With this in mind, where are you in your firm with monitoring and reporting on your Culture? It is clear that many (most? all?) operational reporting and existing MI can be reviewed and considered from a ‘Culture’ perspective but within T&C and Performance Management and HR and Compliance areas of the business we have many, many ‘people related’ metrics that speak volumes of the ‘Culture’ of our business.
It would be a worthwhile activity to review now all of your existing T&C metrics and KPIs to consider how they can be used as evidence of the Culture (and Conduct) of your people. What new metrics should be introduced to support the new obligations of SMR and Certification?
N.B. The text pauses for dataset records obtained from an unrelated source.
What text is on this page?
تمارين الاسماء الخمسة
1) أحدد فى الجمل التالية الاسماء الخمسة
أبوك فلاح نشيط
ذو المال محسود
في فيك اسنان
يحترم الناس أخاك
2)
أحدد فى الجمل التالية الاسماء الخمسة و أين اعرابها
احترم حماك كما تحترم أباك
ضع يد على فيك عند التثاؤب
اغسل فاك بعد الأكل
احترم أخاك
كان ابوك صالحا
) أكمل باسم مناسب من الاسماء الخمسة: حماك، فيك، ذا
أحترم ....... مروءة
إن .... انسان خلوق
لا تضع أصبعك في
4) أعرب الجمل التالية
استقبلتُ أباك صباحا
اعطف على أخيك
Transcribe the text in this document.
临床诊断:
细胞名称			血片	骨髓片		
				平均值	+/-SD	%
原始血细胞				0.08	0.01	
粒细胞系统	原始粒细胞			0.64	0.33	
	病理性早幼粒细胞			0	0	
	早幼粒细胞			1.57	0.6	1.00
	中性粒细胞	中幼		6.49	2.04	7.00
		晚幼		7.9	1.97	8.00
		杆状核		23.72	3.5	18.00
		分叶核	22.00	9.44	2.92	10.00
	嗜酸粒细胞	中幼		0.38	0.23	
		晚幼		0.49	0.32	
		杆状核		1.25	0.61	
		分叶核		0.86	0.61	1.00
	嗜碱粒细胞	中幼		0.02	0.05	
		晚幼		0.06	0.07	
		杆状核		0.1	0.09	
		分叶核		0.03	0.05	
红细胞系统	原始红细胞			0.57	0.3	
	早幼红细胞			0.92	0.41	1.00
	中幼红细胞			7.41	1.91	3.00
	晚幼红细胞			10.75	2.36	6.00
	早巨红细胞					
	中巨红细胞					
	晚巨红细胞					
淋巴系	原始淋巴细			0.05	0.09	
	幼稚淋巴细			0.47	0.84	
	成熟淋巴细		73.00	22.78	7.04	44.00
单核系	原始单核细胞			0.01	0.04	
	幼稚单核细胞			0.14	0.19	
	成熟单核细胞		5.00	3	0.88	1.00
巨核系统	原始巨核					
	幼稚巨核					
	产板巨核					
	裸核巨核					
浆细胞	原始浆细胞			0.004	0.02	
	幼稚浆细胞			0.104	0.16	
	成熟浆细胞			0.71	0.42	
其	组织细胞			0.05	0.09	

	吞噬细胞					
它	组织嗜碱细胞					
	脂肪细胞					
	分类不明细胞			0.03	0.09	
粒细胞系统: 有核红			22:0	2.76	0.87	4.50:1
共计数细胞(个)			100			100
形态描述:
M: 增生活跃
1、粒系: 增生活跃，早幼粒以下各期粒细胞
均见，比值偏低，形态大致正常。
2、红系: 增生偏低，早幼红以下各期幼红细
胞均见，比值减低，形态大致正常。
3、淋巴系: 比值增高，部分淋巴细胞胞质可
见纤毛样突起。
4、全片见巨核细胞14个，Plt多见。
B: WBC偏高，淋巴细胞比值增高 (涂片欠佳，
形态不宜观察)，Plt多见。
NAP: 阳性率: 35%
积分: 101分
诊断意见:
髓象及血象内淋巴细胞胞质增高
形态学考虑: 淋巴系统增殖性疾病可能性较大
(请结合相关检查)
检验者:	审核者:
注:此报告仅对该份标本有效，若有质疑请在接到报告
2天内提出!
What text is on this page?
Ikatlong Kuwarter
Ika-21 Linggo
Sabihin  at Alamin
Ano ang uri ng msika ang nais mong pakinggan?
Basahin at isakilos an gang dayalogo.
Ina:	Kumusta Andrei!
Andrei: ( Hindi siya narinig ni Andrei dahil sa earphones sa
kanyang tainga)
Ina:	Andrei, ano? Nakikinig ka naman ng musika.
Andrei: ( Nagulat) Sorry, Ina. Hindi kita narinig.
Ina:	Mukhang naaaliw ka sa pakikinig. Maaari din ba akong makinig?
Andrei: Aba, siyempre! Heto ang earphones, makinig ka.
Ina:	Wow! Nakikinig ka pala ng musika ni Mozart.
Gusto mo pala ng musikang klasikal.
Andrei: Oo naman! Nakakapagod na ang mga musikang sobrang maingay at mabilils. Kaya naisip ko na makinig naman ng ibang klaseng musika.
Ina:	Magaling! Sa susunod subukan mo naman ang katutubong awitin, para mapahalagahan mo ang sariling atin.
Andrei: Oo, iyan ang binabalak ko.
Given that our business is supplying systems and process management to help manage risk, enable compliance and deliver efficiency to firms operating Performance Management, T&C, SMR, Conduct and Certification schemes we have many examples of Key Performance Indicators and relevant MI metrics. If anyone is interested in discussing these examples, please do get in touch.
Hopefully, if you use a system similar to ours, Insight T&C, configuring new KPIs, metrics, workflow and automated emails is a simple and easy exercise.
Perhaps we could all join the ‘Culture Club’ and be awarded our ‘Conduct’ badge? Receive a monthly progress report highlighting our significant achievements and assuring us that we have completed over 100 ‘transactions’ without a single breach?
Now here’s a thought that I can’t resist – What would a Fitness and Propriety ‘Bit’ look like and what might it measure / report on? (Suggestions posted on the TC News Linkedin Group please?)
Now, where did I leave the blessed charger???